THESE days there are so many implantations that grow along with the human body, repair themselves, and add to our everyday lives in so many ways that we often find it hard to imagine life without them or to conceive of their earlier fallibility.
The hotly debated subject of inception ages springs to mind as the main example that these technological additions are still not fully accepted. When is ‘too young’ to implant a child with nanos and give them weave-access? Should they experience traditional ‘normality’ before joining the work flow?
Equally pondered is the recording of our lives. Implants that transmit an optical/audial feed at true resolution to be recorded for later reference. While a huge advance for the justice system*, how does such a virtual Panopticon affect behaviors? Furthermore, how does the observing of such an accurate historical record affect societal development?
Imagine if you would, a generation free to watch the daily doings of any individual from the previous century**, as our next generation will be free to do. Then imagine being able to view lives from past centuries or millennia? Would the generational divide disappear, as the sense of a place in time becomes blurred by the influence of immersion in the past?
Of course, I worry too much and am calmed by the thought of how little interest children can show in the lives of their parents. And why am I concerned that its effect would be stronger than ‘normal’ surroundings-based observation and learning? Perhaps children will achieve the impossible and actually learn from the past.

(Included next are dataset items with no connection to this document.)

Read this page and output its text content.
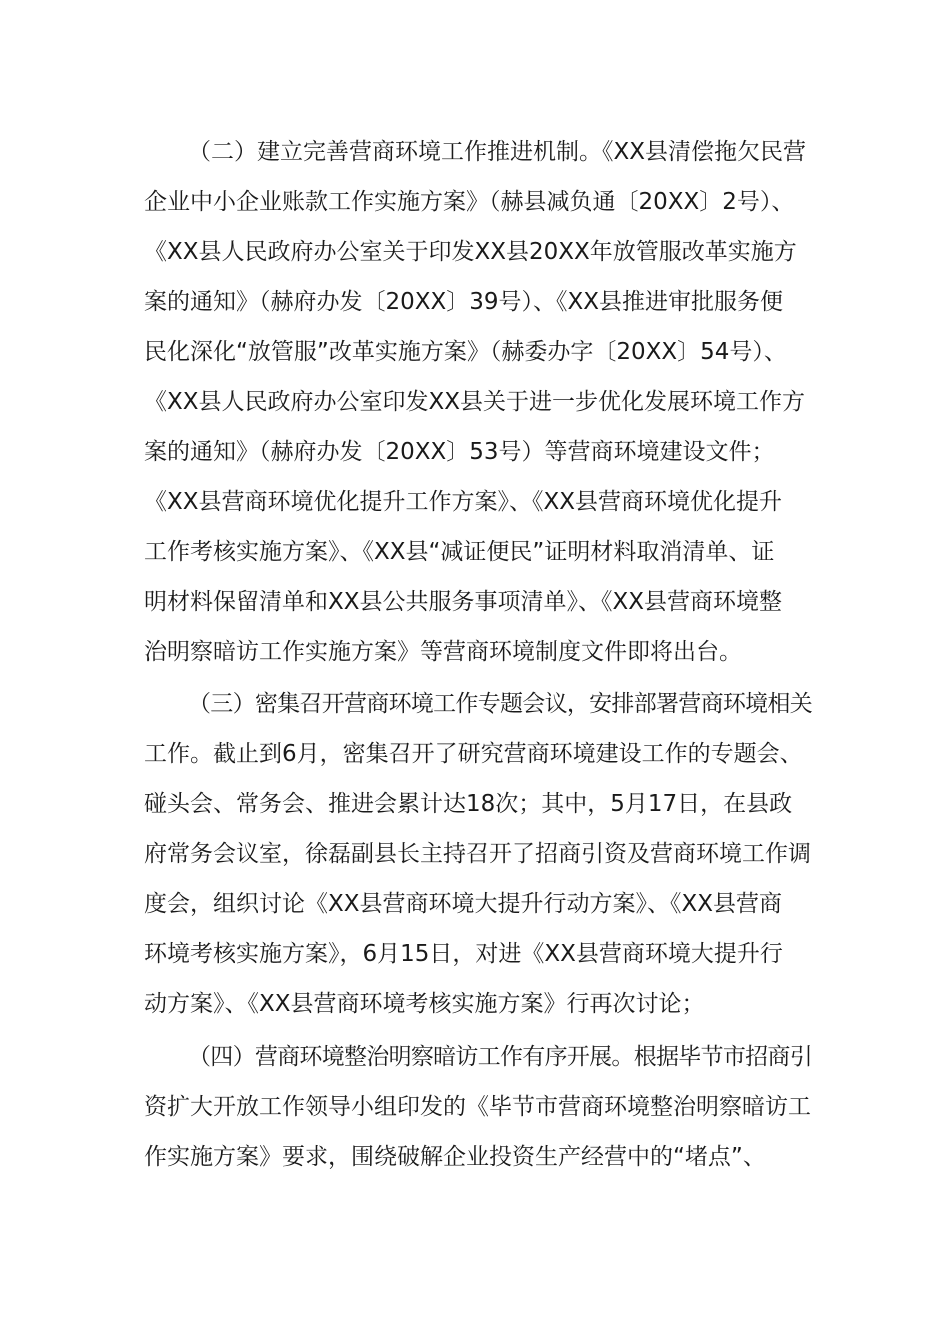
（二）建立完善营商环境工作推进机制。《XX县清偿拖欠民营
企业中小企业账款工作实施方案》（赫县减负通〔20XX〕2号）、
《XX县人民政府办公室关于印发XX县20XX年放管服改革实施方
案的通知》（赫府办发〔20XX〕39号）、《XX县推进审批服务便
民化深化“放管服”改革实施方案》（赫委办字〔20XX〕54号）、
《XX县人民政府办公室印发XX县关于进一步优化发展环境工作方
案的通知》（赫府办发〔20XX〕53号）等营商环境建设文件；
《XX县营商环境优化提升工作方案》、《XX县营商环境优化提升
工作考核实施方案》、《XX县“减证便民”证明材料取消清单、证
明材料保留清单和XX县公共服务事项清单》、《XX县营商环境整
治明察暗访工作实施方案》等营商环境制度文件即将出台。
（三）密集召开营商环境工作专题会议，安排部署营商环境相关
工作。截止到6月，密集召开了研究营商环境建设工作的专题会、
碰头会、常务会、推进会累计达18次；其中，5月17日，在县政
府常务会议室，徐磊副县长主持召开了招商引资及营商环境工作调
度会，组织讨论《XX县营商环境大提升行动方案》、《XX县营商
环境考核实施方案》，6月15日，对进《XX县营商环境大提升行
动方案》、《XX县营商环境考核实施方案》行再次讨论；
（四）营商环境整治明察暗访工作有序开展。根据毕节市招商引
资扩大开放工作领导小组印发的《毕节市营商环境整治明察暗访工
作实施方案》要求，围绕破解企业投资生产经营中的“堵点”、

Perhaps when we are all sharing each other’s minds, thought will become the equivalent of action and physical action superfluous. Similarly, historical recordings could then be equal to thought as they also exist without physical action, or physical effect. For our proto-plastic descendants it will all be a part of the daily lifestyle, perhaps never experiencing an other who could confound their habits and memory.

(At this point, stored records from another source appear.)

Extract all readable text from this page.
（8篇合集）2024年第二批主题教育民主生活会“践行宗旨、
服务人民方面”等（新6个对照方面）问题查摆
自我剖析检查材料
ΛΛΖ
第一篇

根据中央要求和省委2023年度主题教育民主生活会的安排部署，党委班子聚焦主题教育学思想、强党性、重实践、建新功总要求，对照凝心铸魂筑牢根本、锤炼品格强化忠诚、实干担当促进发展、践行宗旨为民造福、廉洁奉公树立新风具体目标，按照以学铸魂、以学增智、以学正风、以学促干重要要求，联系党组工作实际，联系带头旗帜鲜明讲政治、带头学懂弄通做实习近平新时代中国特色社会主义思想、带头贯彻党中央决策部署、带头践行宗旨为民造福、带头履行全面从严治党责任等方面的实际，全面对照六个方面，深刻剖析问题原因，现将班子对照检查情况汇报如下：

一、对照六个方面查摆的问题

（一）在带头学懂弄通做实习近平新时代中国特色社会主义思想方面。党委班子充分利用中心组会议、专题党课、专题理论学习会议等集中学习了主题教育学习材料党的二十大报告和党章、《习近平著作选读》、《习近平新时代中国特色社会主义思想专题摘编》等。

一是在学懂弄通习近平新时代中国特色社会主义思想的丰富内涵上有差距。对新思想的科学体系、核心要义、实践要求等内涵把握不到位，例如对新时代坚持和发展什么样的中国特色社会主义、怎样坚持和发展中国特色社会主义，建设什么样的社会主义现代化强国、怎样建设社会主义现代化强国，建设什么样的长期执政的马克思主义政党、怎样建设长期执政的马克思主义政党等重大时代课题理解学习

Moving on: spaceskin, or snakeskin, was a recreation in miniature of the snakeskin plating used on space-based cruisers to protect against depressurization from small meteor and combat punctures. The space-skin version coated the body with micro-tech scales that would shed and grow as necessary.
Plate 37: the prototype that with prolonged use deprived oxygen from the body and was shed after a space-walk. Subsequent versions keep a thin oxygen-rich layer between the scales and the astronaut’s skin.
* The ‘justice system’, physically defunct and replaced by the ever-improving algorithm that determines what is a crime and the appropriate punishment, something along the lines of: crime/behavior divided by social factors and influences ± motivation and effect = action (equal to effect of punishment divided by value ± desired outcome).
** Approximately when life-recording began on a large scale. Nearly 87% of the Earth-bound are being recorded as we speak.